Nach dem Sturz Napoleons hatten die Repräsentanten der Siegermächte mit Beteiligung des besiegten Frankreichs auf dem Wiener Kongress (1814/15) die Staatsgrenzen in Europa neu gezogen und auch die staatlichen Verhältnisse in Deutschland neu geregelt. An die Stelle des früheren „Heiligen Römischen Reiches deutscher Nation“ war unter der Führung des österreichischen Kaisers der Deutsche Bund getreten, der aus lauter souveränen Einzelstaaten bestand und insofern nicht dem entsprach, was man sich in bürgerlichen Kreisen unter nationaler Einheit vorstellte. Solchen Vorstellungen entsprechend heißt es im  „Lied der Deutschen“ aus der Feder Hoffmanns von Fallersleben, das später – in der Weimarer Republik – zur deutschen Nationalhymne wurde: „Einigkeit und Recht und Freiheit für das deutsche Vaterland! Danach lasst uns alle streben brüderlich mit Herz und Hand!“

1848er Revolution in Deutschland

Um Einigkeit, Recht und Freiheit ging es, als es unter dem Eindruck einer neuen französischen Revolution auf dem Territorium des Deutschen Bundes sowie in anderen Ländern 1848 ebenfalls zu revolutionären Unruhen kam. Zunächst setzten Bürger in einem Staat nach dem anderen die Einführung von Landesverfassungen mit der Gewährung von Versammlungs-, Presse- und anderen Freiheiten durch. Und Delegierte aus allen deutschen Staaten traten in Frankfurt zu einer Nationalversammlung zusammen, um über eine Verfassung für ganz Deutschland zu beraten. Gestritten wurde unter anderem, ob das geeinte Land eine republikanische oder monarchische Staatsform erhalten und gegebenenfalls der Kaiser von Österreich oder der König von Preußen Staatsoberhaupt  werden sollte. Man entschied sich für eine Monarchie mit dem preußischen König, weil der österreichische Kaiser Herrscher eines Vielvölkerreiches war, zu dem mit Ungarn, Kroatien sowie Galizien auch Territorien mit nichtdeutscher Bevölkerung gehörten.

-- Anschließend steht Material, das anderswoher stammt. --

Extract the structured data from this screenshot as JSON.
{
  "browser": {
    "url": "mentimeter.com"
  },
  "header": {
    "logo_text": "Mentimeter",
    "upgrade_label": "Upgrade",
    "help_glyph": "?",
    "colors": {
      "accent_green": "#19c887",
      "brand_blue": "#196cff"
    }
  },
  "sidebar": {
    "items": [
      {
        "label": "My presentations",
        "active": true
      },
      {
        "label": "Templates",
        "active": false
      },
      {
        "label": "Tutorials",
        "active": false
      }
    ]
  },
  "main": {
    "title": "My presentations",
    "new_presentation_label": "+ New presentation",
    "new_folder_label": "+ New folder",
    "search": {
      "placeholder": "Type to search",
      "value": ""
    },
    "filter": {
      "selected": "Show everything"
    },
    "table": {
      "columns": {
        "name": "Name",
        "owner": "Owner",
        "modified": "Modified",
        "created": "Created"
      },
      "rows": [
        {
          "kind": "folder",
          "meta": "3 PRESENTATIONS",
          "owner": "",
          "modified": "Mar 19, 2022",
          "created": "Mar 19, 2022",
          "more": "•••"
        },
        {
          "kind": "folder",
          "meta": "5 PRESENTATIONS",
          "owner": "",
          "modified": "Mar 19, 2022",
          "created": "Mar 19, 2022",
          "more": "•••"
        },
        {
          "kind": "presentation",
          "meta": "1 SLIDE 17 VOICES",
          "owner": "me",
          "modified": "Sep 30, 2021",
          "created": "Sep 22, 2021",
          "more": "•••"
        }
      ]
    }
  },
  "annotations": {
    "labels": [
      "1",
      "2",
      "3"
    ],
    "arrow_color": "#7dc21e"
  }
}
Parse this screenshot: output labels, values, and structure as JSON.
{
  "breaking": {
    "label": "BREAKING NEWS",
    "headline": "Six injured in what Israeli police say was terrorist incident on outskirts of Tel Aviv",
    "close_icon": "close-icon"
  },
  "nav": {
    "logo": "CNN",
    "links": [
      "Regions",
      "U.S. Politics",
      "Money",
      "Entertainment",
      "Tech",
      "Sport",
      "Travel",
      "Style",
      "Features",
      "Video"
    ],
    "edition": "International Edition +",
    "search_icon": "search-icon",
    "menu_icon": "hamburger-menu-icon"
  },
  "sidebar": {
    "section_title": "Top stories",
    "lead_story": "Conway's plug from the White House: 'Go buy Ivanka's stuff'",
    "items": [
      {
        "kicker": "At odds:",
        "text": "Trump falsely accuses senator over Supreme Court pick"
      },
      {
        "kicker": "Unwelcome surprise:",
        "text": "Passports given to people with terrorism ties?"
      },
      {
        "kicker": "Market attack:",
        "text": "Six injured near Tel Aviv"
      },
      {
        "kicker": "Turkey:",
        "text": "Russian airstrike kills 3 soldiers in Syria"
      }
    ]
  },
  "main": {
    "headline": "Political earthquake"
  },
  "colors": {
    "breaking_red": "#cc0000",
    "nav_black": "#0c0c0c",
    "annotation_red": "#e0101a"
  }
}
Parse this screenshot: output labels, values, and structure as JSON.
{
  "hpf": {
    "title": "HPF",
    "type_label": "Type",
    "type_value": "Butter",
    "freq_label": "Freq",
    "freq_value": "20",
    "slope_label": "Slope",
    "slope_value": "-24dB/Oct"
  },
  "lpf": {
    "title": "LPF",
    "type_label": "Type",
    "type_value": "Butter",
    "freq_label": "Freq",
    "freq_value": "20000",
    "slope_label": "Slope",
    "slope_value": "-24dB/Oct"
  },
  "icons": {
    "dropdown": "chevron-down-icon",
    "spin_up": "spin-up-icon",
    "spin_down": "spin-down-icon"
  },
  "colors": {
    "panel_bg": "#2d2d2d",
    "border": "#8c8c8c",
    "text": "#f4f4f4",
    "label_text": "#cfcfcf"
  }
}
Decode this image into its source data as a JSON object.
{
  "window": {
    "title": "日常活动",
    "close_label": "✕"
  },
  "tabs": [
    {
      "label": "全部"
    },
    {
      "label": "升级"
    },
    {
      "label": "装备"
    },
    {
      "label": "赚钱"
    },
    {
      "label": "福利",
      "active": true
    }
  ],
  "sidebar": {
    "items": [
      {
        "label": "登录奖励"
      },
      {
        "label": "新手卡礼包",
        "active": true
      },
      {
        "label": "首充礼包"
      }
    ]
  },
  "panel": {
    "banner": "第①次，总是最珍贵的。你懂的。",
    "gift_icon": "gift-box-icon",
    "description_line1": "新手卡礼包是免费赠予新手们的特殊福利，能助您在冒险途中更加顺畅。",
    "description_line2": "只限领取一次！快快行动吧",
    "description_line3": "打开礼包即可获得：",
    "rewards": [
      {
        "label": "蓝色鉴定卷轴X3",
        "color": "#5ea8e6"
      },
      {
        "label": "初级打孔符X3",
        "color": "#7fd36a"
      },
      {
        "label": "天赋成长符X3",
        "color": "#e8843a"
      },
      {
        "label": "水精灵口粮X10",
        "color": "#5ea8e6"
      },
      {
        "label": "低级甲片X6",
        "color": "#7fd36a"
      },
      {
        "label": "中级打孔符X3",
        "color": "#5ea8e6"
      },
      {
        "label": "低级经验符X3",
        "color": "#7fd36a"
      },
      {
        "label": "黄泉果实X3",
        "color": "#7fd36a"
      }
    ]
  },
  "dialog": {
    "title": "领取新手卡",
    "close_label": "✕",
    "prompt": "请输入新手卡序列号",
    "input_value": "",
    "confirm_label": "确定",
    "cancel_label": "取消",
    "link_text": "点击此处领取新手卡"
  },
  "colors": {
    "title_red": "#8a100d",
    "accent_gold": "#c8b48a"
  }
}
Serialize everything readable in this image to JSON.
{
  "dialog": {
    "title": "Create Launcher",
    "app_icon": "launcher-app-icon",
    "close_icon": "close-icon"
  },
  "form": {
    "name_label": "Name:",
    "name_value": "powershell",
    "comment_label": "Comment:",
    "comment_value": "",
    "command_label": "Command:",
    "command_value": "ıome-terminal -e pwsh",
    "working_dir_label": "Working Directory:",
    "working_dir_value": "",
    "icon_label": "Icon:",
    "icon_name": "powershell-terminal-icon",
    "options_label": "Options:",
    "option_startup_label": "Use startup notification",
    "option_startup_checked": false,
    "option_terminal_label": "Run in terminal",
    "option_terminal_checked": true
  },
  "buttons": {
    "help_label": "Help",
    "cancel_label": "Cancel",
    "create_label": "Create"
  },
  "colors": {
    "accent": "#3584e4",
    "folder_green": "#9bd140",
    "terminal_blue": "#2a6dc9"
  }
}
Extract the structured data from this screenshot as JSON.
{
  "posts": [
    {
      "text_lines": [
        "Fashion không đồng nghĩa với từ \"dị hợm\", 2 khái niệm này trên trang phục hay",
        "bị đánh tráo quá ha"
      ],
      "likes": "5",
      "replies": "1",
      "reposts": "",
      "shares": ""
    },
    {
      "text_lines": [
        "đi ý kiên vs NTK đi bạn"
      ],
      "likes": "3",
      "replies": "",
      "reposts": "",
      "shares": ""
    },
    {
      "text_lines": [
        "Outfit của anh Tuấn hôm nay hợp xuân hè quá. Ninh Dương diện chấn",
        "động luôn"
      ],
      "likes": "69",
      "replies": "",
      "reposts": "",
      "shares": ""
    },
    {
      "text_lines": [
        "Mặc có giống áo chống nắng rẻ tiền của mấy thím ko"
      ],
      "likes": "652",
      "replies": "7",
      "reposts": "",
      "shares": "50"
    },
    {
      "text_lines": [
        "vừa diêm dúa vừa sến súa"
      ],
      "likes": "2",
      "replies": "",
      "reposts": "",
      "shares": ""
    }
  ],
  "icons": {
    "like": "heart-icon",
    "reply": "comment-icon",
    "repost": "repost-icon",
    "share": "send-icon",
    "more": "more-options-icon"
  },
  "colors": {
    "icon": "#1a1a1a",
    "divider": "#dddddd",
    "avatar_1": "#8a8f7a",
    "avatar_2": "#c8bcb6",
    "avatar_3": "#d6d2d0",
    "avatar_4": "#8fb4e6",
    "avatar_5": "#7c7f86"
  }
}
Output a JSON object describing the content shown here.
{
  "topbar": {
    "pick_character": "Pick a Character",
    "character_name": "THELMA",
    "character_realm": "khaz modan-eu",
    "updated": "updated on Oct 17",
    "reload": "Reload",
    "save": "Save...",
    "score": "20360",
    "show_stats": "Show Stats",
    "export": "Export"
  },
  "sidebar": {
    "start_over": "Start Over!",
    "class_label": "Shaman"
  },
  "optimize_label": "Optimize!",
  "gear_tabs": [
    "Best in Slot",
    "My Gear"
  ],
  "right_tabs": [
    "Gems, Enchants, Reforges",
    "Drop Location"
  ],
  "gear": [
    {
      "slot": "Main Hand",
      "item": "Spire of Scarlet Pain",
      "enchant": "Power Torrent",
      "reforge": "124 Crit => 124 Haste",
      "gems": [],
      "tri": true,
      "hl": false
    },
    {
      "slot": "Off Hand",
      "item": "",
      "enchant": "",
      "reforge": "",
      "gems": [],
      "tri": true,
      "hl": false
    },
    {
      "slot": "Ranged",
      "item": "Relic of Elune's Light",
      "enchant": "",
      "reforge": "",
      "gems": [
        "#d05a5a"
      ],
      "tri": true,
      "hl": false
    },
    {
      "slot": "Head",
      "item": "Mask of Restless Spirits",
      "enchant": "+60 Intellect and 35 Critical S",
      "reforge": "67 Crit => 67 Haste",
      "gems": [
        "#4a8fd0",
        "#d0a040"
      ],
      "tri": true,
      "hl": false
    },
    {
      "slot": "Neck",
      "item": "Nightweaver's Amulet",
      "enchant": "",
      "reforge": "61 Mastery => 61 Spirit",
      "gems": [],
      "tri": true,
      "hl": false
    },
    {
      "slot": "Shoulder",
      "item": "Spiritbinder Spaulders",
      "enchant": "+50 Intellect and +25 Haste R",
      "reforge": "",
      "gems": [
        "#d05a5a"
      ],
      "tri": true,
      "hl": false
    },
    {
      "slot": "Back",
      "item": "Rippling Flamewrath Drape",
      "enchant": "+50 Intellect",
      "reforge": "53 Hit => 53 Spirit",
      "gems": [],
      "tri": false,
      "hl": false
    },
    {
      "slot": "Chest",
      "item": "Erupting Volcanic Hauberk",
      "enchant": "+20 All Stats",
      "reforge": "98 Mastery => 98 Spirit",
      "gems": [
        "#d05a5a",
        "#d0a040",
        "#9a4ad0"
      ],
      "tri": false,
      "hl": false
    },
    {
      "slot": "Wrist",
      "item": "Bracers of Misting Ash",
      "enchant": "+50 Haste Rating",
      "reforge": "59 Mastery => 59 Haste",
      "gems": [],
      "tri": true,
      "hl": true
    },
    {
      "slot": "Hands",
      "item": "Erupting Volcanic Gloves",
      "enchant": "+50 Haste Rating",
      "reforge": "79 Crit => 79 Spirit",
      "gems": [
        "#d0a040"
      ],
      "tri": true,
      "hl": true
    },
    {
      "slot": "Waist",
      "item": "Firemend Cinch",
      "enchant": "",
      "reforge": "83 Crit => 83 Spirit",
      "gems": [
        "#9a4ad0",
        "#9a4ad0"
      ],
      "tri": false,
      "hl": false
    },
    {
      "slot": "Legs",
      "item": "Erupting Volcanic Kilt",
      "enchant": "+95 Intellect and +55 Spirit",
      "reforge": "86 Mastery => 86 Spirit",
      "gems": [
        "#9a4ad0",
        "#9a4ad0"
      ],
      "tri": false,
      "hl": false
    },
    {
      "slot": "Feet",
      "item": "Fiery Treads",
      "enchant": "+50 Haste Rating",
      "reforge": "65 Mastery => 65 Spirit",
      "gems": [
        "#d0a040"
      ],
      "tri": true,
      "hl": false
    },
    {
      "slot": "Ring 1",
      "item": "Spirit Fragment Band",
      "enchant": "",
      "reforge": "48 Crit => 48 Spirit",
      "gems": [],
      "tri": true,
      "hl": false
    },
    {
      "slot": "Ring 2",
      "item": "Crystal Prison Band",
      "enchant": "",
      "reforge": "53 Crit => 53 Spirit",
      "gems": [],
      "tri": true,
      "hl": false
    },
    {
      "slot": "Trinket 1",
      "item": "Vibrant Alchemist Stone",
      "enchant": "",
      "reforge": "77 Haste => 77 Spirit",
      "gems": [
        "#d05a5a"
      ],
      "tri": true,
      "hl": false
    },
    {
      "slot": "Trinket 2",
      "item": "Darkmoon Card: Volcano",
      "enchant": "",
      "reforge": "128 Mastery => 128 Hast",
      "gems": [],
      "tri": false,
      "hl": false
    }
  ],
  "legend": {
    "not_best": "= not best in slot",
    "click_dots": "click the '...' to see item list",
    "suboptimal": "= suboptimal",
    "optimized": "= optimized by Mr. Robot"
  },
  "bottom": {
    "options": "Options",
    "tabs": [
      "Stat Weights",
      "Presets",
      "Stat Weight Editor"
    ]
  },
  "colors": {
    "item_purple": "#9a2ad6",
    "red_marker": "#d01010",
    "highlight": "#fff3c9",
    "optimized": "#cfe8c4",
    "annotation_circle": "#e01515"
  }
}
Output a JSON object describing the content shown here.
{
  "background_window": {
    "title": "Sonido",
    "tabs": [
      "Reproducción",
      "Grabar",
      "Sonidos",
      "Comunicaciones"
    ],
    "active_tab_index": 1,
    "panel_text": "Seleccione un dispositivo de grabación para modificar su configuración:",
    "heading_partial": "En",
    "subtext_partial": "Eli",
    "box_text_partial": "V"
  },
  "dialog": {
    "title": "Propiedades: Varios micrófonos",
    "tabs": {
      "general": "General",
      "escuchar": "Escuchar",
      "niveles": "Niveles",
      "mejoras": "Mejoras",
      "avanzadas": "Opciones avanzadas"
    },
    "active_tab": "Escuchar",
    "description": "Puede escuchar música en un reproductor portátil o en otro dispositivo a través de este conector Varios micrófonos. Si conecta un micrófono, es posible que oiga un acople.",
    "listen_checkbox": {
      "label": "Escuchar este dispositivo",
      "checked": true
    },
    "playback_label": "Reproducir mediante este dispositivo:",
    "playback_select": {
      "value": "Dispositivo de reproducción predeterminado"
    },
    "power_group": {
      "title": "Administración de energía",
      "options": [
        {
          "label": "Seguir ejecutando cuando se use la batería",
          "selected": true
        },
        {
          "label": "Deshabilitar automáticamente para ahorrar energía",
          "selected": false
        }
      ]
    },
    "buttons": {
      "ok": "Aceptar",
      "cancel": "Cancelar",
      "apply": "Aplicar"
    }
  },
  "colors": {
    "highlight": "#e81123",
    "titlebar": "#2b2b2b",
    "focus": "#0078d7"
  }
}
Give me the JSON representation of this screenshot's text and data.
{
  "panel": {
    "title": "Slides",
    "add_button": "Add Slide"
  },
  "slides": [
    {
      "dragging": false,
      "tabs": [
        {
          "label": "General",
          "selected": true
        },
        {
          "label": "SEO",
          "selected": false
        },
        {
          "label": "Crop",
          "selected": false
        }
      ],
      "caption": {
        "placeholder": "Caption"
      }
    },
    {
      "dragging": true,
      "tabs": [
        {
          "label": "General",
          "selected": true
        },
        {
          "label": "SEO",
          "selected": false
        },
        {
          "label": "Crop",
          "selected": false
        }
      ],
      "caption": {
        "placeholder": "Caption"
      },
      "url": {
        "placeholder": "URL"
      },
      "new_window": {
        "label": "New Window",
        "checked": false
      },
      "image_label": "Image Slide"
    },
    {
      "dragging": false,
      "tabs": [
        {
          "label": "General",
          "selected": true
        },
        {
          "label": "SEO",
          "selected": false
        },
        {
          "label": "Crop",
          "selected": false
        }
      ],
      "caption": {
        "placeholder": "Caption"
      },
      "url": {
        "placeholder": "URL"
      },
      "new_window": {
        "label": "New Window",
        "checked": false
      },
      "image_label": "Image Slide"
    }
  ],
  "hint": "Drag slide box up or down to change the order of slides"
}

Doch bis die Nationalversammlung sich nach langen Debatten für eine konstitutionelle Monarchie und den König von Preußen als deutschen Kaiser entschieden hatte, war die vorrevolutionäre Herrschaftsordnung im Deutschen Bund mit militärischer Macht wiederhergestellt und der preußische König lehnte 1849 die Kaiserkrone ab: „Untertanen können keine Krone vergeben“, hatte er schon zuvor in einem Brief vom Januar 1849 an einen Fürsten geschrieben.

„Folglich sind die Hände, so gut wie die Krone, die geboten wird, für mich nicht geeignet. Und was würd ich denn, nähme ich die Krone an? Eine Kreatur der 600 in der Frankfurter Paulskirche versammelten Männer… Die Obrigkeit stünde unter den Untertanen… Ist denn der dermalige Zustand Deutschlands so, daß ein gekrönter Popanz, dem eine Konstitution die Hände auf dem Rücken zuschnürt, das mindeste Gute für Fürsten und Volk leisten kann?…“

Reichsgründung durch die deutschen Fürsten

Liberale und nationale Freiheitsbewegungen waren zwar selbst nach dem Ende der „Achtundvierziger Revolution“ in Deutschland nicht zu beseitigen; es war nun jedoch nicht mehr Sache der Bürger, sondern der Fürsten, in eigener Souveränität Verfassungen zu oktroyieren. Es waren auch nicht Parlamentarier, die in der politischen Verantwortung dafür standen, sondern ein vom preußischen König zum Ministerpräsidenten ernannter Adeliger namens Otto von Bismarck, der im sogenannten deutschen Bruderkrieg zwischen Preußen und Österreich sowie ihren jeweiligen Bundesgenossen 1866 auf eine „kleindeutsche Lösung“ der nationalen Frage – also unter Ausschluss Österreichs – hinwirkte und damit erfolgreich war: Zunächst mit dem Zusammenschluss deutscher Staaten im Norddeutschen Bund.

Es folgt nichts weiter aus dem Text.